A surveillance crew in England follows some young men hanging around a public square. German cops train for worst-case scenarios and crowd-control situations with computer-generated backdrops. Porn starlets in Prague vamp for video cameras broadcasting across the Internet and, by extension, seduce millions of consumers worldwide. Hundreds of beer lovers drink themselves silly in a vast Munich biergarten; later, viewers get a peek at the working-class folks who wash those customers’ dishes, as well as a glimpse at the wage slaves who clean out airport restrooms. A smiling counselor will tell a gentleman from Lagos that, as an illegal alien, even those jobs won’t be available to him; meanwhile, immigrants are hassled by Italian policemen. Somewhere far away—or perhaps very, very near—to where one of these things is occurring, politicians debate the situation in Afghanistan.

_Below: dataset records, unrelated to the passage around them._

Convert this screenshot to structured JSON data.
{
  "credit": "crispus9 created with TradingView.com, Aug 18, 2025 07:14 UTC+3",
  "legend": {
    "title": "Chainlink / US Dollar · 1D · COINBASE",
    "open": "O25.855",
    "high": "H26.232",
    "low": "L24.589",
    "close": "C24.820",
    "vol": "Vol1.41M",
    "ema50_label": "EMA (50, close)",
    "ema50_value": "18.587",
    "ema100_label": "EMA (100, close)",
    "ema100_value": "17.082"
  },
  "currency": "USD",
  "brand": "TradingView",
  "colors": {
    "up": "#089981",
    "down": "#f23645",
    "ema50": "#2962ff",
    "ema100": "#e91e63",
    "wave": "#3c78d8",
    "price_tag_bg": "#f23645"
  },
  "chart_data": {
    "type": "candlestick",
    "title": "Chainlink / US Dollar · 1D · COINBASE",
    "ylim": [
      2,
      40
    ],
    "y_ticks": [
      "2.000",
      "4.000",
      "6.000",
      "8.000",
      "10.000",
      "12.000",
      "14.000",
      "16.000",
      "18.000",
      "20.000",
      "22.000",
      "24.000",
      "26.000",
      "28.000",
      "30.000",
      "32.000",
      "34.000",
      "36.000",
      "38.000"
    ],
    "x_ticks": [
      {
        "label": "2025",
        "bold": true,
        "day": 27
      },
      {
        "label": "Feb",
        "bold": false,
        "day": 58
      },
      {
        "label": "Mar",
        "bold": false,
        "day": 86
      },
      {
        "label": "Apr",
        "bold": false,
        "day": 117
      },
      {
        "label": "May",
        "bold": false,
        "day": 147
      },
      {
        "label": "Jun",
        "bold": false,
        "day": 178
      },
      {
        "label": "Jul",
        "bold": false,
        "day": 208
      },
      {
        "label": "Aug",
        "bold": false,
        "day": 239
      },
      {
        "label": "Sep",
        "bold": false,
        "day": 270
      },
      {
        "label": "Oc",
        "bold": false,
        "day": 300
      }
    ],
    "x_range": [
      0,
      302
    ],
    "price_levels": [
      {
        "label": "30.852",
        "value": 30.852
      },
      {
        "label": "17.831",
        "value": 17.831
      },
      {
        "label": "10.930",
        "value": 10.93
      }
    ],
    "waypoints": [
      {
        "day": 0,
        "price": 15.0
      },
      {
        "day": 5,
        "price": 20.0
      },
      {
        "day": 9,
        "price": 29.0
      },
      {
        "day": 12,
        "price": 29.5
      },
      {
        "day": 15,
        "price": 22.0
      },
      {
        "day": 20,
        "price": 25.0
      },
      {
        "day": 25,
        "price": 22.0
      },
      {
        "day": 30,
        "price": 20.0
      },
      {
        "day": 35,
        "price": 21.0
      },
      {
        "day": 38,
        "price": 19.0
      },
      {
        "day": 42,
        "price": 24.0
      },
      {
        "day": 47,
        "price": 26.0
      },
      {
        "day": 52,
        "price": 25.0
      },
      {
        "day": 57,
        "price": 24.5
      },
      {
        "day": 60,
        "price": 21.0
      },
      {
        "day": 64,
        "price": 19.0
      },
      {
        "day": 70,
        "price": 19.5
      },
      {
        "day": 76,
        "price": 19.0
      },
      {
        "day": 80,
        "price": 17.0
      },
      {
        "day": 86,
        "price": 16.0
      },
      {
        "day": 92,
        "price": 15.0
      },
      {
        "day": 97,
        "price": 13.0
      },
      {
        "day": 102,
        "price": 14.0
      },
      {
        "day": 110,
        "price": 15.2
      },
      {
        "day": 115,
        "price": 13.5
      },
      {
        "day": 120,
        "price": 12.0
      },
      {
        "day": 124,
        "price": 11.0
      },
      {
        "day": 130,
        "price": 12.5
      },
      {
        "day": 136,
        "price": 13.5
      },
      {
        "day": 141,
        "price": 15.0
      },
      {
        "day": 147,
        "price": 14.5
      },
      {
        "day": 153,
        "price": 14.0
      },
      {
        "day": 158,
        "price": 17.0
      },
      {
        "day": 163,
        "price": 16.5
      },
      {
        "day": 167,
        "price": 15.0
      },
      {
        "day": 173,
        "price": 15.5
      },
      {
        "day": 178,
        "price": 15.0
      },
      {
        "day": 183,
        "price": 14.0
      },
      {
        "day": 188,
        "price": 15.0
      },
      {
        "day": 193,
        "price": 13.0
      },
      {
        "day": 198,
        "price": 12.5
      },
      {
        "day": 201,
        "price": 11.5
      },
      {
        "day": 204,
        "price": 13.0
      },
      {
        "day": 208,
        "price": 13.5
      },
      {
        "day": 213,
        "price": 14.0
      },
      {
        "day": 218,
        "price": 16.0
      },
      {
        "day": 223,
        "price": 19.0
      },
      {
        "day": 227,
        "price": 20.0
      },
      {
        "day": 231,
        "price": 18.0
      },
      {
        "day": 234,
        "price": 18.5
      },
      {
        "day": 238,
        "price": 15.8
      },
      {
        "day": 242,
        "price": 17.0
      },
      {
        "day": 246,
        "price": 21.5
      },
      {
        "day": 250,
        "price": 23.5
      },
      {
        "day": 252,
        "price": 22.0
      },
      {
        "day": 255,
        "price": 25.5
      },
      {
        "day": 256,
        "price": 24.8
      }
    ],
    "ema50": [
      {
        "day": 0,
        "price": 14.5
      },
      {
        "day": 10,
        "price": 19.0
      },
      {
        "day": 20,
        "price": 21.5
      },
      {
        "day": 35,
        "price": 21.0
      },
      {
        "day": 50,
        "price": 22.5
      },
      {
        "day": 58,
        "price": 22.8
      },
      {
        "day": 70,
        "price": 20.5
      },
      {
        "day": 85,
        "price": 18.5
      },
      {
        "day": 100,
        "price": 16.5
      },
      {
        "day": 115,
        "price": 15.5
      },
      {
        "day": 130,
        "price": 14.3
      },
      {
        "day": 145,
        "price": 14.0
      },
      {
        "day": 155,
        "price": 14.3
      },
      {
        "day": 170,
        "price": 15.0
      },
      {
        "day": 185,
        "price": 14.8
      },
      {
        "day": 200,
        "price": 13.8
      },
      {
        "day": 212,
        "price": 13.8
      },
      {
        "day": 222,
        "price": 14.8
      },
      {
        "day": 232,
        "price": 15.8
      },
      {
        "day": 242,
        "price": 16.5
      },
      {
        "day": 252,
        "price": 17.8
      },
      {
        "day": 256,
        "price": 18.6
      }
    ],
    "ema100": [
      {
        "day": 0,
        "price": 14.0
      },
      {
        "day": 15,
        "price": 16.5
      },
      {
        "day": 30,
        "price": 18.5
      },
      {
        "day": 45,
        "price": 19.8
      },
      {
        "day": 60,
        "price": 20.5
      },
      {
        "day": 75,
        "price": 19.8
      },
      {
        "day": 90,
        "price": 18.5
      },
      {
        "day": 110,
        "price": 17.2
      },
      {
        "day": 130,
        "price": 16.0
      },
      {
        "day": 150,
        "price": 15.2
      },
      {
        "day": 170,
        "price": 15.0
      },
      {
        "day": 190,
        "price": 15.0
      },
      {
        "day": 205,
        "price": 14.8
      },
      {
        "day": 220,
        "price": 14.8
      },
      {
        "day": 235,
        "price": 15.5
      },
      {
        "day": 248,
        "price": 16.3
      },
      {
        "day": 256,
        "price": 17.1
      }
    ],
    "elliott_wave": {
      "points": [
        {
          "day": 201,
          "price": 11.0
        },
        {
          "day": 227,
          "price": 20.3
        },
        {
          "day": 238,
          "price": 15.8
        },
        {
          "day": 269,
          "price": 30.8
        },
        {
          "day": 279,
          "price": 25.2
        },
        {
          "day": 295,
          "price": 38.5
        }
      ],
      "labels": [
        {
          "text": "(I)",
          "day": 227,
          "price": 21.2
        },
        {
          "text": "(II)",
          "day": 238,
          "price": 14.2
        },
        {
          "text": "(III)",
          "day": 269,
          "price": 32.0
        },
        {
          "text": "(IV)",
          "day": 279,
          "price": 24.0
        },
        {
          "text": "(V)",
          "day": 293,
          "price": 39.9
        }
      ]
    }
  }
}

Do all of these vignettes seem random? They won’t after you’ve seen Austrian filmmaker Nikolaus Geyrhalter’s free-form look at Europe after hours, in which these images of security, technology run amok and multiculturalism bump up against some serious class issues. Anyone who’s seen the documentarian’s previous works, like Our Daily Bread (2005), knows that his narrationless mosaics derive their power from the cumulative effect of one disparate scenario informing another, but his look at an Old World continent reeling from the New World values is both thrilling and damning. It may end at a rave in the Netherlands, but the message is still that Nero fiddles as Rome burns.